By establishing the right tension, you are insuring your joints. Even during the intense movements of daily life, your body can absorb the impact like a shock absorber, instead of leaving a single joint to bear all the force alone.
When the bones are no longer compressed but suspended within the system, movement becomes effortless. That lightness isn't from a particular part being relaxed, but from the entire network regaining its balance.
Your body is a breathing network.
This metaphor is closer to the true appearance of the body than "skeleton and muscles".

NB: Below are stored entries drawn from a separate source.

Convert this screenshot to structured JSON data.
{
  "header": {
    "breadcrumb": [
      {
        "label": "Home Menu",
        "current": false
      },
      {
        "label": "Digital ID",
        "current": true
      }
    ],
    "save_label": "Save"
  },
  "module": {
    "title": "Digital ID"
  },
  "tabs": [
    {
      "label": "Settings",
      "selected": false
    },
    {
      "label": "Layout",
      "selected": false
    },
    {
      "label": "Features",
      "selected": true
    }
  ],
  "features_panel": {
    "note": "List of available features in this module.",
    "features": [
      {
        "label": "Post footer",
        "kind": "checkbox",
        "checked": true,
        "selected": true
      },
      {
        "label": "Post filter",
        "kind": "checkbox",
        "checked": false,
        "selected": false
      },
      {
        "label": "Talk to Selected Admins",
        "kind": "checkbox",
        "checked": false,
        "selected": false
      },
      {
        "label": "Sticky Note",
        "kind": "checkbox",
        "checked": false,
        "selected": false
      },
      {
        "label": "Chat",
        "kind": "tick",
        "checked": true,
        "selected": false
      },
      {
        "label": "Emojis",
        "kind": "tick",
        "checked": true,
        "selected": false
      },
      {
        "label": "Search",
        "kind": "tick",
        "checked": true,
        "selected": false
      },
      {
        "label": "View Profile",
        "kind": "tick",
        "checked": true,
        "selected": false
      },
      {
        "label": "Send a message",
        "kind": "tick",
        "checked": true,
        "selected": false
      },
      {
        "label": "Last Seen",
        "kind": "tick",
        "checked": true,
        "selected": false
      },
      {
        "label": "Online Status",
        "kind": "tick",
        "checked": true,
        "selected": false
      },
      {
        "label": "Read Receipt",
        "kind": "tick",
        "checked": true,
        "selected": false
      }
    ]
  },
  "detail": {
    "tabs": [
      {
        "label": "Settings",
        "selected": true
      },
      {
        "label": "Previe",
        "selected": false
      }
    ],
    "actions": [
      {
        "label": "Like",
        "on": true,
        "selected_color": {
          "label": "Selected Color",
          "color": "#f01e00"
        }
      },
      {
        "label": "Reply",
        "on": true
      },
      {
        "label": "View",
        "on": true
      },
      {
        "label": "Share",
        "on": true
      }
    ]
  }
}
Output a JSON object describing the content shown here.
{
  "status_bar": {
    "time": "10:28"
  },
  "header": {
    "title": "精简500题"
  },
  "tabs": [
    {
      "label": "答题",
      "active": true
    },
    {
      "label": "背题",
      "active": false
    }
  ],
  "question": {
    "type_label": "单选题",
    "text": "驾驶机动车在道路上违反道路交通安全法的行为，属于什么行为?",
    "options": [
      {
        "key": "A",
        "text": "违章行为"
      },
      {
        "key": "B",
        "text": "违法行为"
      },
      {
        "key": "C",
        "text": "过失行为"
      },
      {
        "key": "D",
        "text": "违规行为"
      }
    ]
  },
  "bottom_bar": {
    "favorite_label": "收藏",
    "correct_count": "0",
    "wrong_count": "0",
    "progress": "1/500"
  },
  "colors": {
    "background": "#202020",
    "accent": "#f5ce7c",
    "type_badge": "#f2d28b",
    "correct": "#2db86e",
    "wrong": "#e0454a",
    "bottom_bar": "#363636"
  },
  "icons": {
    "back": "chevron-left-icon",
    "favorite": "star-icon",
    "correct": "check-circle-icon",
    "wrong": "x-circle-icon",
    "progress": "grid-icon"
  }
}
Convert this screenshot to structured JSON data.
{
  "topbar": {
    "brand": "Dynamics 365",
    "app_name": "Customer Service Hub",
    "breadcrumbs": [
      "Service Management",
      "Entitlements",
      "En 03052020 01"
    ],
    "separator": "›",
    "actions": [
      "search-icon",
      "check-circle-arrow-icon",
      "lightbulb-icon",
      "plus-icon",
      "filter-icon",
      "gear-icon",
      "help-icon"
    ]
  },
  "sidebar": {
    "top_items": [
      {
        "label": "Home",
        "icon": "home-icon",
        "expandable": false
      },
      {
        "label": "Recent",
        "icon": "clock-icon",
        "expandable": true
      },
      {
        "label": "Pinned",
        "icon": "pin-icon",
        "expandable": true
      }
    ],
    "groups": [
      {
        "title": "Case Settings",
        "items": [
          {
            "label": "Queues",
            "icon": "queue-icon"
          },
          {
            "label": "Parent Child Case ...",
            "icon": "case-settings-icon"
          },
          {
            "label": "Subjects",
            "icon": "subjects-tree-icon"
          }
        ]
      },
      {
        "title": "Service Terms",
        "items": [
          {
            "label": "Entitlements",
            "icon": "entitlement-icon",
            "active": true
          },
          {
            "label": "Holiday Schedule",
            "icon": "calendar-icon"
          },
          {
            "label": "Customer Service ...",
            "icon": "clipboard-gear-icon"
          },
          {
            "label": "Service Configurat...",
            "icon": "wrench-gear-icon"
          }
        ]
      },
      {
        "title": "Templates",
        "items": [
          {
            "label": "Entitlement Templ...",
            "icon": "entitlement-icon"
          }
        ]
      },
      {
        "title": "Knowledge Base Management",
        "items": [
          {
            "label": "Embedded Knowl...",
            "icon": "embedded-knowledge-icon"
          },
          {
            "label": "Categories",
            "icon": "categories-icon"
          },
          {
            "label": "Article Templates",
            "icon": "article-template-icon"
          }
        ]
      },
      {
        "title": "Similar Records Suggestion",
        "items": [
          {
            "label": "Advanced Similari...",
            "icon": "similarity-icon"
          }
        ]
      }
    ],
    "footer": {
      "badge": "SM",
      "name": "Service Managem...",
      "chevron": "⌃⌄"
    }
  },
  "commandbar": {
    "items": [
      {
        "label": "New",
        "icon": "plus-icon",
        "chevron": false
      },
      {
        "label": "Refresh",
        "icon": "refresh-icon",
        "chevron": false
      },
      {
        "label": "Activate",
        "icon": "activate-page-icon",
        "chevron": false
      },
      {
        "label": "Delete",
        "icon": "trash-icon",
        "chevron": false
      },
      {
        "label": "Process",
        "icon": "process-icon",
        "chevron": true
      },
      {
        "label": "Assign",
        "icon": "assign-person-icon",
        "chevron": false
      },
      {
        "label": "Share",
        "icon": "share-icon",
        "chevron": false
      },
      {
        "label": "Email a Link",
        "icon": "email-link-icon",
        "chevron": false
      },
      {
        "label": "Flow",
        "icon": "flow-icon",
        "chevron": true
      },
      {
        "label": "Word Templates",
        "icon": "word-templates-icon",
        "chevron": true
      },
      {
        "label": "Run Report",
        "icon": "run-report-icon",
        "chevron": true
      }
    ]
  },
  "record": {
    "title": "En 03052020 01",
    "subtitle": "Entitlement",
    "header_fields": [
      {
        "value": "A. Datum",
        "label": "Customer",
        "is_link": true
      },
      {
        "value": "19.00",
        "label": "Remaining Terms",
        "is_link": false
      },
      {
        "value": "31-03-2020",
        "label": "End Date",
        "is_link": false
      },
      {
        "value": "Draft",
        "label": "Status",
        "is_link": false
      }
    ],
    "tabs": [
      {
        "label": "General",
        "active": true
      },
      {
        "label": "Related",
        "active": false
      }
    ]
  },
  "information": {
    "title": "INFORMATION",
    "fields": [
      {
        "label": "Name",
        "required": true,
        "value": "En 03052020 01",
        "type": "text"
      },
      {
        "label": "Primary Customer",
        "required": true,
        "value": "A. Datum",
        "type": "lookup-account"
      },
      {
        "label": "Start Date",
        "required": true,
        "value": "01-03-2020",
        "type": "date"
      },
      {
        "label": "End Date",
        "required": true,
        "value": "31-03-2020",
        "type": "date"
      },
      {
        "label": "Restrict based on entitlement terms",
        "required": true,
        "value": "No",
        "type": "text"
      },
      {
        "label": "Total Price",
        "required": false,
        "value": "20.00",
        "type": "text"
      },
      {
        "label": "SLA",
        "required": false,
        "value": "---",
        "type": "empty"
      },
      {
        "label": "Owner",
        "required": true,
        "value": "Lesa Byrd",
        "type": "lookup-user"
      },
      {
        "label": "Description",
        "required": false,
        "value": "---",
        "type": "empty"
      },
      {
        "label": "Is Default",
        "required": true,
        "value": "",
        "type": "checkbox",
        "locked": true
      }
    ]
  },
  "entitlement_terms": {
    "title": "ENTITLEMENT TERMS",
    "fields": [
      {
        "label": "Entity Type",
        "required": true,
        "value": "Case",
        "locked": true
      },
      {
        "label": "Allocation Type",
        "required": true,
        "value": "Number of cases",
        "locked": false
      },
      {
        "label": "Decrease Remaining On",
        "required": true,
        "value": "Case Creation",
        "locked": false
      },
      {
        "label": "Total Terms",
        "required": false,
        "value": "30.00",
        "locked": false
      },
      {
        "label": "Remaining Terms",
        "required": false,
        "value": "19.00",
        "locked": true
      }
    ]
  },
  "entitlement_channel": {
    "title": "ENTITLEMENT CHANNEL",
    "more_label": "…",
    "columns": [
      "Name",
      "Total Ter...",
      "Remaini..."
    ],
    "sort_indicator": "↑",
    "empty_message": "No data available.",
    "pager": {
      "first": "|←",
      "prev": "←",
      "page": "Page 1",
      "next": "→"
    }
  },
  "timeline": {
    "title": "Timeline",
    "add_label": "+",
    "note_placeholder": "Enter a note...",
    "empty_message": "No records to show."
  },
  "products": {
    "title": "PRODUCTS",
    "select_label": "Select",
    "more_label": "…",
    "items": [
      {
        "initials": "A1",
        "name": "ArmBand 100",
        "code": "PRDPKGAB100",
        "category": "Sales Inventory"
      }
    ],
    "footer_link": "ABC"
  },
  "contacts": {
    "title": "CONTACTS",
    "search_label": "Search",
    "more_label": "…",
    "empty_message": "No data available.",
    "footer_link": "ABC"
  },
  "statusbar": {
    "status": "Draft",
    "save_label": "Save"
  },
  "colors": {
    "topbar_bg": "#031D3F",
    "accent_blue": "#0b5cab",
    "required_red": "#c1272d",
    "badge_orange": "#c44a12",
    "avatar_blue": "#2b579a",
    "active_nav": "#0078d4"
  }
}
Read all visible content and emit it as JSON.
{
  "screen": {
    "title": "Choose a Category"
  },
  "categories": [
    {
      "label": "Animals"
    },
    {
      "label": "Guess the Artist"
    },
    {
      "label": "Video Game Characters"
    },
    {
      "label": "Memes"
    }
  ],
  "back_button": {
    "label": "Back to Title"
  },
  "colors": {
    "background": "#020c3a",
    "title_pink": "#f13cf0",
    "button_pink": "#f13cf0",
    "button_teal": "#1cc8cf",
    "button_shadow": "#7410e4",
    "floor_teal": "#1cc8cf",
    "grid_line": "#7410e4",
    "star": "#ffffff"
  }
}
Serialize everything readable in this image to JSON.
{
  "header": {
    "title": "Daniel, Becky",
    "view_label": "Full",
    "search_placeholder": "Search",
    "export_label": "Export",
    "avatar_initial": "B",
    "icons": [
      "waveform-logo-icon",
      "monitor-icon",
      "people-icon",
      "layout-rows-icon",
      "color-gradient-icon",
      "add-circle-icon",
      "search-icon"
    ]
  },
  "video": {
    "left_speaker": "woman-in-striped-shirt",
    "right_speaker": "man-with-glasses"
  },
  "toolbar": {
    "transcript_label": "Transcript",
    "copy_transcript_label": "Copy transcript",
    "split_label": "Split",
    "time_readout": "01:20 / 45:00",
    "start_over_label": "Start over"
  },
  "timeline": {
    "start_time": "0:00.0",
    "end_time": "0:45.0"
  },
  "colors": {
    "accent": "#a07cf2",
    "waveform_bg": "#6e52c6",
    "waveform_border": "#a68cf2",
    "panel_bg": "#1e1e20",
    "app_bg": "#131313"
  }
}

A healthy net has each thread with appropriate tension, neither too tight nor too loose. When external forces come, the entire net responds, absorbs, and recovers together.
What Chanrou did was help the net restore itself to its original state—even, elastic, and interconnected.
When students learn how to maintain a balance of tension throughout their body during movement, they take away more than just the pleasure of sweating; they gain a more advanced user manual for their bodies. This is why Chanrou can resolve many chronic pains that traditional therapies cannot address—because we adjust the entire tension system, not just the malfunctioning parts.